As stated at the start of the article, strings are always in Unicode encoding. The idea of "a Big-5 string" or "a string in UTF-8 encoding" is a mistake (as far as .NET is concerned) and usually indicates a lack of understanding of either encodings or the way .NET handles strings. It's very important to understand this - treating a string as if it represented some valid text in a non-Unicode encoding is almost always a mistake.

Now, the Unicode coded character set (one of the flaws of Unicode is that the one term is used for various things, including a coded character set and a character encoding scheme) contains more than 65536 characters. This means that a single char (System.Char) cannot cover every character. This leads to the use of surrogates where characters above U+FFFF are represented in strings as two characters. Essentially, string uses the UTF-16 character encoding form. Most developers may well not need to know much about this, but it's worth at least being aware of it.

Culture and internationalization oddities

Some of the oddities of Unicode lead to oddities in string and character handling. Many of the string methods are culture-sensitive - in other words, what they do depends on the culture of the current thread. For example, what would you expect "i".toUpper() to return? Most people would say "I", but in Turkish the correct answer is "İ" (Unicode U+0130, "Latin capital I with dot above"). To perform a culture-insensitive case change, you can use CultureInfo.InvariantCulture, and pass that to the overload of String.ToUpper which takes a CultureInfo.

There are further oddities when it comes to comparing, sorting, and finding the index of a substring. Some of these are culture-specific, and some aren't. For instance, in all cultures (as far as I can see), "lassen" and "la\u00dfen" (a "sharp S" or eszett being the Unicode-escaped character in there) are considered equal when CompareTo or Compare are used, but not when Equals is used. IndexOf will treat the eszett as the same as "ss", unless you use a CompareInfo.IndexOf and specify CompareOptions.Ordinal as the options to use.

Some other unicode character appear to be completely invisible to the normal IndexOf. Someone asked in the C# newsgroup why a search/replace method was going into an infinite loop. It was repeatedly using Replace to replace all double spaces with a single space, and checking whether or not it had finished by using IndexOf, so that multiple spaces would collapse to a single space. Unfortunately, this was failing due to a "strange" character in the original string between two spaces. IndexOf matched the double space, ignoring the extra character, but Replace didn't. I don't know which exact character was in the real data, but it can be easily reproduced using U+200C which is a zero-width non-joiner character (whatever that means, exactly!).
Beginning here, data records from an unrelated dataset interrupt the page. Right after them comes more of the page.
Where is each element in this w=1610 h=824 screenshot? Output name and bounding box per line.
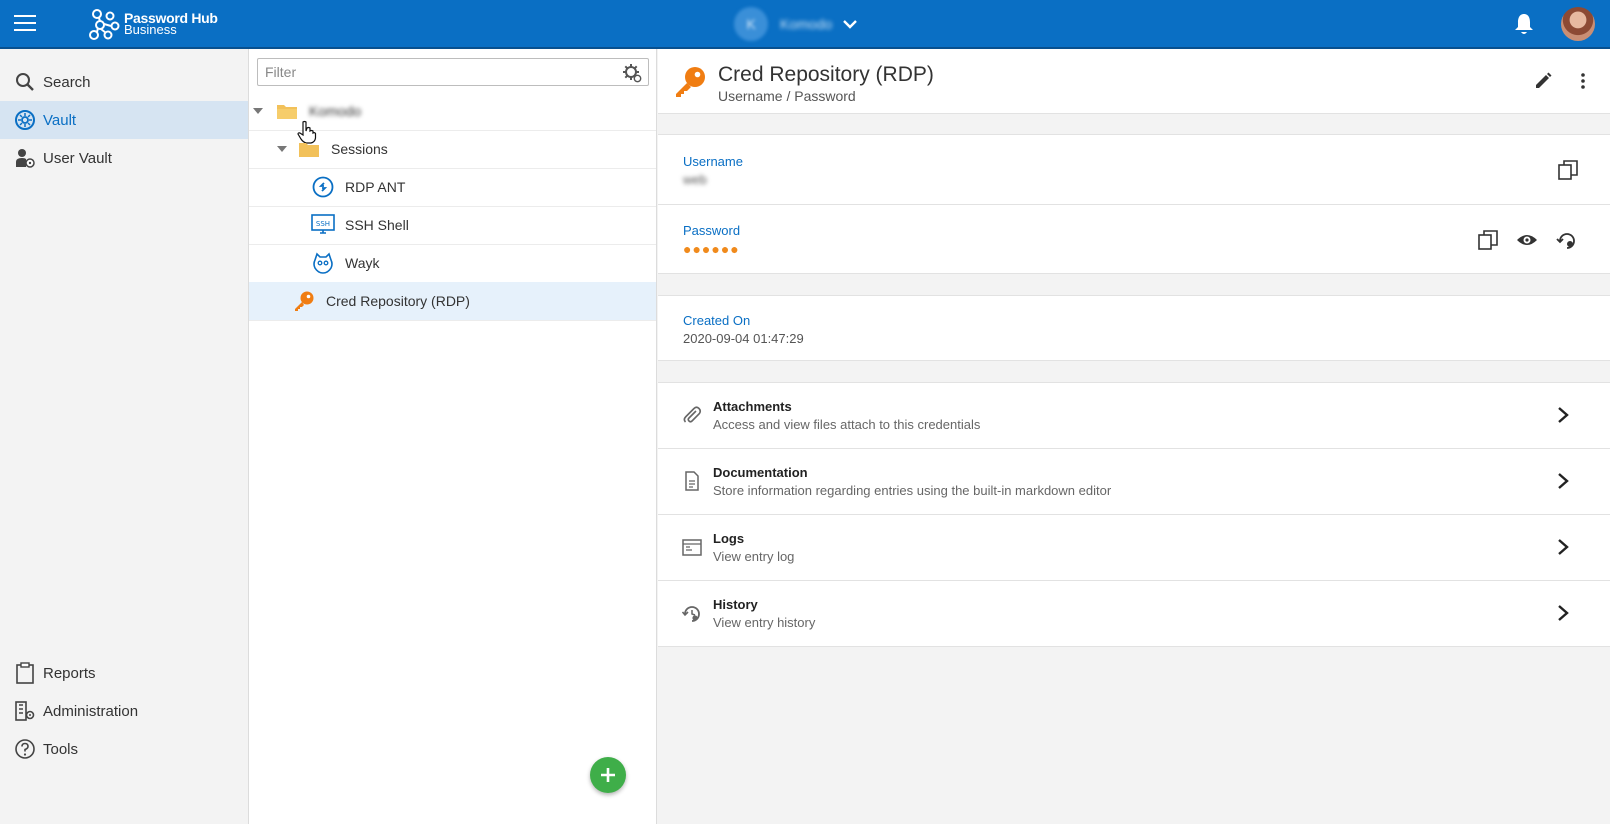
chevron-right-icon <box>1558 605 1569 621</box>
row-description: View entry history <box>713 615 816 630</box>
workspace-avatar: K <box>734 7 768 41</box>
username-label: Username <box>683 154 743 169</box>
created-on-card: Created On 2020-09-04 01:47:29 <box>658 295 1610 361</box>
created-on-label: Created On <box>683 313 751 328</box>
sidebar-item-reports[interactable]: Reports <box>0 654 248 692</box>
sidebar: Search Vault User Vault Reports Administ… <box>0 49 249 824</box>
filter-input[interactable] <box>265 64 615 80</box>
pencil-icon[interactable] <box>1533 71 1553 91</box>
chevron-down-icon <box>843 20 858 29</box>
sidebar-item-search[interactable]: Search <box>0 63 248 101</box>
entry-subtitle: Username / Password <box>718 88 856 104</box>
folder-icon <box>277 105 297 119</box>
copy-password-icon[interactable] <box>1477 229 1499 251</box>
folder-icon <box>299 143 319 157</box>
tree-row-label: Cred Repository (RDP) <box>326 293 470 309</box>
sidebar-item-label: Vault <box>43 111 77 129</box>
row-title: History <box>713 597 758 612</box>
svg-text:SSH: SSH <box>316 220 330 228</box>
bell-icon[interactable] <box>1513 12 1535 36</box>
tree-row-label: RDP ANT <box>345 179 406 195</box>
top-bar: Password Hub Business K Komodo <box>0 0 1610 49</box>
divider <box>658 204 1610 205</box>
tree-row-wayk[interactable]: Wayk <box>249 244 656 283</box>
sidebar-item-label: Tools <box>43 740 79 758</box>
log-icon <box>682 539 702 556</box>
tree-row-label: SSH Shell <box>345 217 409 233</box>
sidebar-item-label: Search <box>43 73 91 91</box>
tree-row-ssh-shell[interactable]: SSH SSH Shell <box>249 206 656 245</box>
caret-down-icon[interactable] <box>253 108 263 114</box>
row-description: Access and view files attach to this cre… <box>713 417 981 432</box>
password-label: Password <box>683 223 741 238</box>
user-avatar[interactable] <box>1561 7 1595 41</box>
tree-row-label: Komodo <box>309 103 362 119</box>
building-gear-icon <box>14 700 36 722</box>
user-vault-icon <box>14 147 36 169</box>
key-icon <box>676 67 705 97</box>
sidebar-item-label: User Vault <box>43 149 112 167</box>
hamburger-icon[interactable] <box>14 15 36 32</box>
copy-username-icon[interactable] <box>1557 159 1579 181</box>
entry-title: Cred Repository (RDP) <box>718 63 934 86</box>
tree-row-label: Sessions <box>331 141 388 157</box>
tree-panel: Komodo Sessions RDP ANT SSH SSH Shell Wa… <box>249 49 657 824</box>
tree-row-sessions[interactable]: Sessions <box>249 130 656 169</box>
tree-row-rdp-ant[interactable]: RDP ANT <box>249 168 656 207</box>
sidebar-item-vault[interactable]: Vault <box>0 101 248 139</box>
row-title: Logs <box>713 531 745 546</box>
more-vertical-icon[interactable] <box>1573 71 1593 91</box>
rdp-icon <box>312 176 334 198</box>
history-icon <box>682 606 700 622</box>
username-value[interactable]: web <box>683 172 707 187</box>
sidebar-item-label: Reports <box>43 664 96 682</box>
chevron-right-icon <box>1558 539 1569 555</box>
tree-row-cred-repository[interactable]: Cred Repository (RDP) <box>249 282 656 321</box>
key-icon <box>295 291 314 311</box>
gear-icon[interactable] <box>622 63 642 83</box>
row-title: Documentation <box>713 465 808 480</box>
detail-panel: Cred Repository (RDP) Username / Passwor… <box>658 49 1610 824</box>
logo-text: Password Hub Business <box>124 11 218 36</box>
caret-down-icon[interactable] <box>277 146 287 152</box>
logs-row[interactable]: Logs View entry log <box>658 515 1610 581</box>
sidebar-item-administration[interactable]: Administration <box>0 692 248 730</box>
attachments-row[interactable]: Attachments Access and view files attach… <box>658 383 1610 449</box>
vault-icon <box>14 109 36 131</box>
detail-header: Cred Repository (RDP) Username / Passwor… <box>658 49 1610 114</box>
document-icon <box>685 471 699 491</box>
workspace-name: Komodo <box>780 16 833 32</box>
row-description: Store information regarding entries usin… <box>713 483 1112 498</box>
workspace-selector[interactable]: K Komodo <box>734 7 858 41</box>
history-row[interactable]: History View entry history <box>658 581 1610 647</box>
filter-box <box>257 58 649 86</box>
chevron-right-icon <box>1558 407 1569 423</box>
clipboard-icon <box>14 662 36 684</box>
help-circle-icon <box>14 738 36 760</box>
search-icon <box>14 71 36 93</box>
password-value[interactable]: ●●●●●● <box>683 241 740 257</box>
tree-row-label: Wayk <box>345 255 380 271</box>
app-logo[interactable]: Password Hub Business <box>88 6 218 42</box>
sections-card: Attachments Access and view files attach… <box>658 382 1610 647</box>
wayk-icon <box>313 252 333 274</box>
created-on-value: 2020-09-04 01:47:29 <box>683 331 804 346</box>
sidebar-item-user-vault[interactable]: User Vault <box>0 139 248 177</box>
ssh-icon: SSH <box>311 214 335 234</box>
documentation-row[interactable]: Documentation Store information regardin… <box>658 449 1610 515</box>
chevron-right-icon <box>1558 473 1569 489</box>
sidebar-item-label: Administration <box>43 702 139 720</box>
row-title: Attachments <box>713 399 792 414</box>
credentials-card: Username web Password ●●●●●● <box>658 134 1610 274</box>
eye-icon[interactable] <box>1516 229 1538 251</box>
logo-icon <box>89 9 120 40</box>
add-entry-button[interactable] <box>590 757 626 793</box>
row-description: View entry log <box>713 549 795 564</box>
sidebar-item-tools[interactable]: Tools <box>0 730 248 768</box>
plus-icon <box>601 768 615 782</box>
password-history-icon[interactable] <box>1556 229 1578 251</box>
paperclip-icon <box>683 406 702 423</box>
Put one of those in the middle of the text you're searching in, and IndexOf will ignore it, but Replace won't. Again, to make the two methods behave the same, you can use CompareInfo.IndexOf and pass in CompareOptions.Ordinal. My guess is that there's a lot of code which would fail on "awkward" data like this. (I wouldn't for a moment claim that all my code is immune, either.)

Microsoft has some recommendations around string handling - they date back to 2005, but they're still well worth reading.


For such a core type, strings (and textual data in general) have more complexity than you might initially expect. It's important to understand the basics listed here, even if some of the finer points of comparisons and casing in multi-cultural contexts elude you at the moment. In particular, being able to diagnose encoding errors where data is being lost by logging the real string data is vital.